European Molecular Biology Laboratory, European Bioinformatics Institute (EMBL-EBI), Wellcome Trust Genome Campus, Cambridge, UK.
Bioinformatics. 2019 Nov 1;35(21):4493-4495. doi: 10.1093/bioinformatics/btz284.
High performance computing (HPC) clusters play a pivotal role in large-scale bioinformatics analysis and modeling. For the statistical computing language R, packages exist to enable a user to submit their analyses as jobs on HPC schedulers. However, these packages do not scale well to high numbers of tasks, and their processing overhead quickly becomes a prohibitive bottleneck.

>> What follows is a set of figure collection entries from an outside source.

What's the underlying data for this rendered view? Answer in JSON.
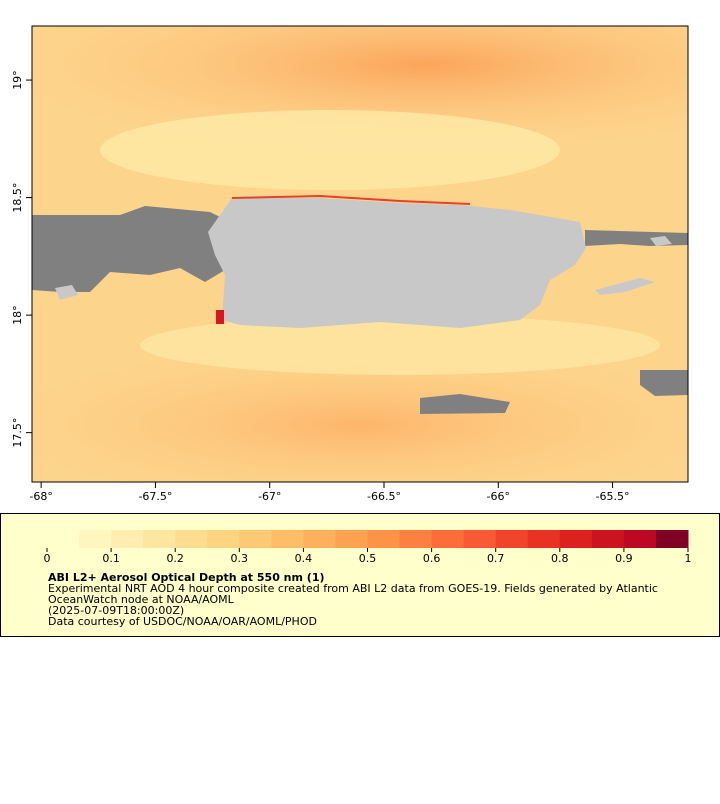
{
  "map": {
    "xlim": [
      -68.04,
      -65.17
    ],
    "ylim": [
      17.29,
      19.23
    ],
    "xticks": [
      {
        "value": -68,
        "label": "-68°"
      },
      {
        "value": -67.5,
        "label": "-67.5°"
      },
      {
        "value": -67,
        "label": "-67°"
      },
      {
        "value": -66.5,
        "label": "-66.5°"
      },
      {
        "value": -66,
        "label": "-66°"
      },
      {
        "value": -65.5,
        "label": "-65.5°"
      }
    ],
    "yticks": [
      {
        "value": 17.5,
        "label": "17.5°"
      },
      {
        "value": 18,
        "label": "18°"
      },
      {
        "value": 18.5,
        "label": "18.5°"
      },
      {
        "value": 19,
        "label": "19°"
      }
    ]
  },
  "colorbar": {
    "range": [
      0,
      1
    ],
    "ticks": [
      0,
      0.1,
      0.2,
      0.3,
      0.4,
      0.5,
      0.6,
      0.7,
      0.8,
      0.9,
      1
    ],
    "colors": [
      "#ffffcc",
      "#fff6bf",
      "#ffeeb0",
      "#fee6a0",
      "#fedd90",
      "#fed481",
      "#fec973",
      "#febe67",
      "#fdb15c",
      "#fda251",
      "#fd9347",
      "#fc8140",
      "#fc6d39",
      "#f95a33",
      "#f1452b",
      "#e83324",
      "#dc221f",
      "#cc141f",
      "#bc0824",
      "#800026"
    ],
    "title": "ABI L2+ Aerosol Optical Depth at 550 nm (1)",
    "description": [
      "Experimental NRT AOD 4 hour composite created from ABI L2 data from GOES-19. Fields generated by Atlantic",
      "OceanWatch node at NOAA/AOML",
      "(2025-07-09T18:00:00Z)",
      "Data courtesy of USDOC/NOAA/OAR/AOML/PHOD"
    ]
  }
}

Here we present clustermq, an R package that can process analyses up to three orders of magnitude faster than previously published alternatives. We show this for investigating genomic associations of drug sensitivity in cancer cell lines, but it can be applied to any kind of parallelizable workflow.

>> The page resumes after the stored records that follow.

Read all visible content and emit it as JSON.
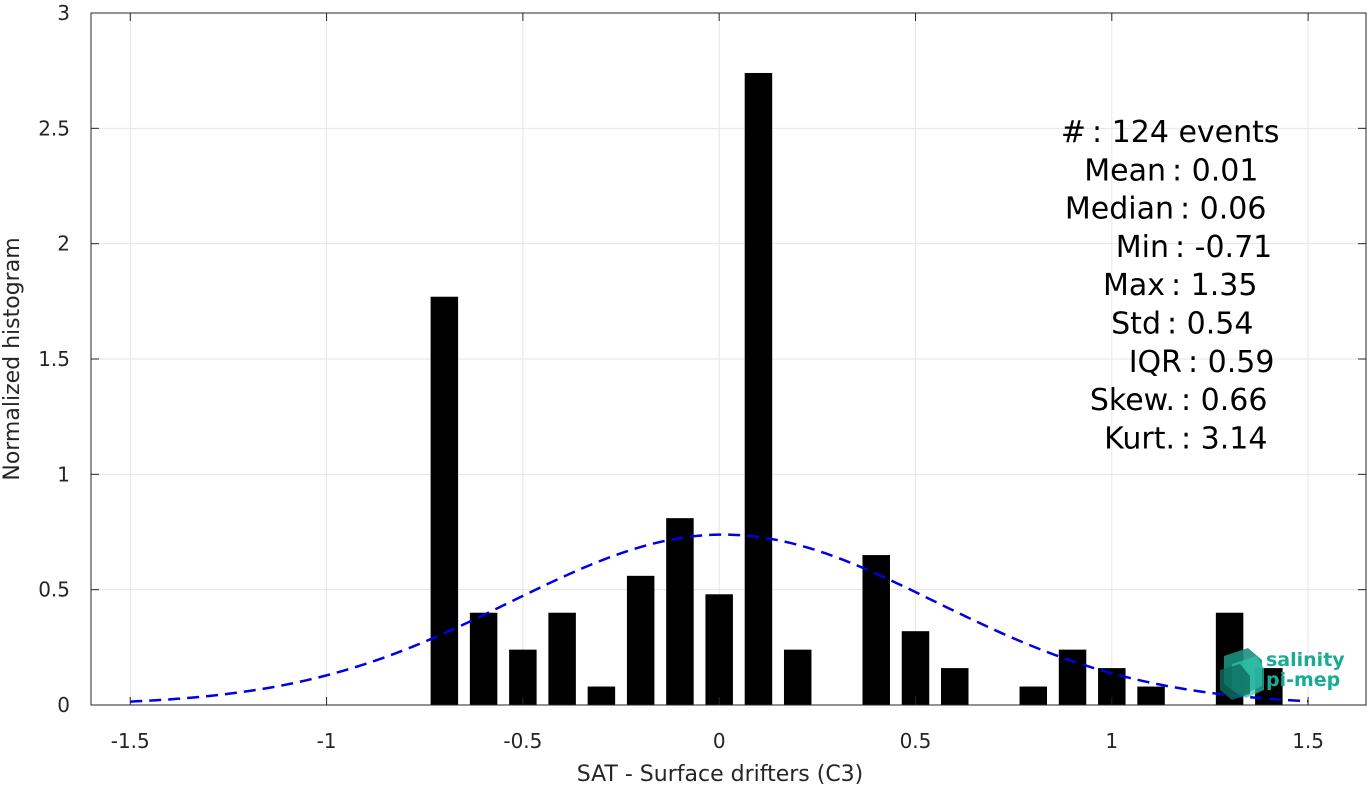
{
  "chart_data": {
    "type": "bar",
    "xlabel": "SAT - Surface drifters (C3)",
    "ylabel": "Normalized histogram",
    "xlim": [
      -1.6,
      1.65
    ],
    "ylim": [
      0,
      3
    ],
    "xticks": [
      "-1.5",
      "-1",
      "-0.5",
      "0",
      "0.5",
      "1",
      "1.5"
    ],
    "yticks": [
      "0",
      "0.5",
      "1",
      "1.5",
      "2",
      "2.5",
      "3"
    ],
    "grid": true,
    "bin_width": 0.1,
    "bar_width": 0.07,
    "bars": [
      {
        "x": -0.7,
        "value": 1.77
      },
      {
        "x": -0.6,
        "value": 0.4
      },
      {
        "x": -0.5,
        "value": 0.24
      },
      {
        "x": -0.4,
        "value": 0.4
      },
      {
        "x": -0.3,
        "value": 0.08
      },
      {
        "x": -0.2,
        "value": 0.56
      },
      {
        "x": -0.1,
        "value": 0.81
      },
      {
        "x": 0.0,
        "value": 0.48
      },
      {
        "x": 0.1,
        "value": 2.74
      },
      {
        "x": 0.2,
        "value": 0.24
      },
      {
        "x": 0.4,
        "value": 0.65
      },
      {
        "x": 0.5,
        "value": 0.32
      },
      {
        "x": 0.6,
        "value": 0.16
      },
      {
        "x": 0.8,
        "value": 0.08
      },
      {
        "x": 0.9,
        "value": 0.24
      },
      {
        "x": 1.0,
        "value": 0.16
      },
      {
        "x": 1.1,
        "value": 0.08
      },
      {
        "x": 1.3,
        "value": 0.4
      },
      {
        "x": 1.4,
        "value": 0.16
      }
    ],
    "fit": {
      "type": "gaussian",
      "mean": 0.01,
      "std": 0.54,
      "x_range": [
        -1.5,
        1.5
      ],
      "style": "dashed",
      "color": "#0000e6"
    },
    "bar_color": "#000000",
    "stats": [
      "#  : 124 events",
      "Mean : 0.01",
      "Median : 0.06",
      "Min : -0.71",
      "Max : 1.35",
      "Std : 0.54",
      "IQR : 0.59",
      "Skew. : 0.66",
      "Kurt. : 3.14"
    ]
  },
  "logo": {
    "line1": "salinity",
    "line2": "pi-mep",
    "color": "#1aab96"
  }
}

The package is available on CRAN and https://github.com/mschubert/clustermq. Code for performance testing is available at https://github.com/mschubert/clustermq-performance.

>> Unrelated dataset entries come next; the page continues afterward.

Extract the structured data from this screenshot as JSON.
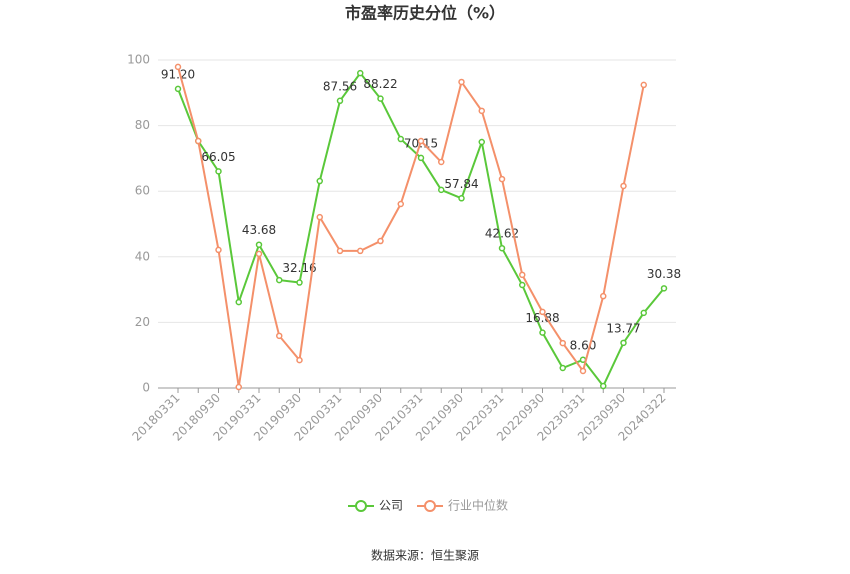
{
  "chart_data": {
    "type": "line",
    "title": "市盈率历史分位（%）",
    "categories": [
      "20180331",
      null,
      "20180930",
      null,
      "20190331",
      null,
      "20190930",
      null,
      "20200331",
      null,
      "20200930",
      null,
      "20210331",
      null,
      "20210930",
      null,
      "20220331",
      null,
      "20220930",
      null,
      "20230331",
      null,
      "20230930",
      null,
      "20240322"
    ],
    "series": [
      {
        "name": "公司",
        "color": "#5ac83a",
        "values": [
          91.2,
          75.3,
          66.05,
          26.2,
          43.68,
          32.9,
          32.16,
          63.1,
          87.56,
          96.0,
          88.22,
          75.9,
          70.15,
          60.4,
          57.84,
          75.0,
          42.62,
          31.4,
          16.88,
          6.1,
          8.6,
          0.6,
          13.77,
          22.9,
          30.38
        ],
        "value_labels": [
          "91.20",
          null,
          "66.05",
          null,
          "43.68",
          null,
          "32.16",
          null,
          "87.56",
          null,
          "88.22",
          null,
          "70.15",
          null,
          "57.84",
          null,
          "42.62",
          null,
          "16.88",
          null,
          "8.60",
          null,
          "13.77",
          null,
          "30.38"
        ]
      },
      {
        "name": "行业中位数",
        "color": "#f4906a",
        "values": [
          97.9,
          75.3,
          42.1,
          0.3,
          40.9,
          15.9,
          8.5,
          52.1,
          41.8,
          41.8,
          44.8,
          56.1,
          75.3,
          68.9,
          93.3,
          84.5,
          63.7,
          34.5,
          23.2,
          13.7,
          5.2,
          28.0,
          61.6,
          92.4,
          null
        ]
      }
    ],
    "ylim": [
      0,
      100
    ],
    "yticks": [
      0,
      20,
      40,
      60,
      80,
      100
    ],
    "grid": true,
    "source": "数据来源：恒生聚源"
  }
}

Supplementary data are available at Bioinformatics online.
高性能计算(HPC)集群在大规模生物信息学分析和建模中起着至关重要的作用。对于统计计算语言 R,存在一些软件包可使用户将其分析作为 HPC 调度程序上的作业提交。但是,这些软件包并不能很好地扩展到大量任务,并且它们的处理开销很快成为一个难以逾越的瓶颈。
在这里,我们提出了 clustermq,这是一个 R 软件包,可以将分析速度提高到比以前发布的替代方案快三个数量级。我们以研究癌症细胞系中药物敏感性的基因组关联为例展示了这一点,但它可以应用于任何可并行化的工作流程。
该软件包可在 CRAN 和 https://github.com/mschubert/clustermq 上使用。性能测试的代码可在 https://github.com/mschubert/clustermq-performance 上获得。
补充数据可在生物信息学在线获得。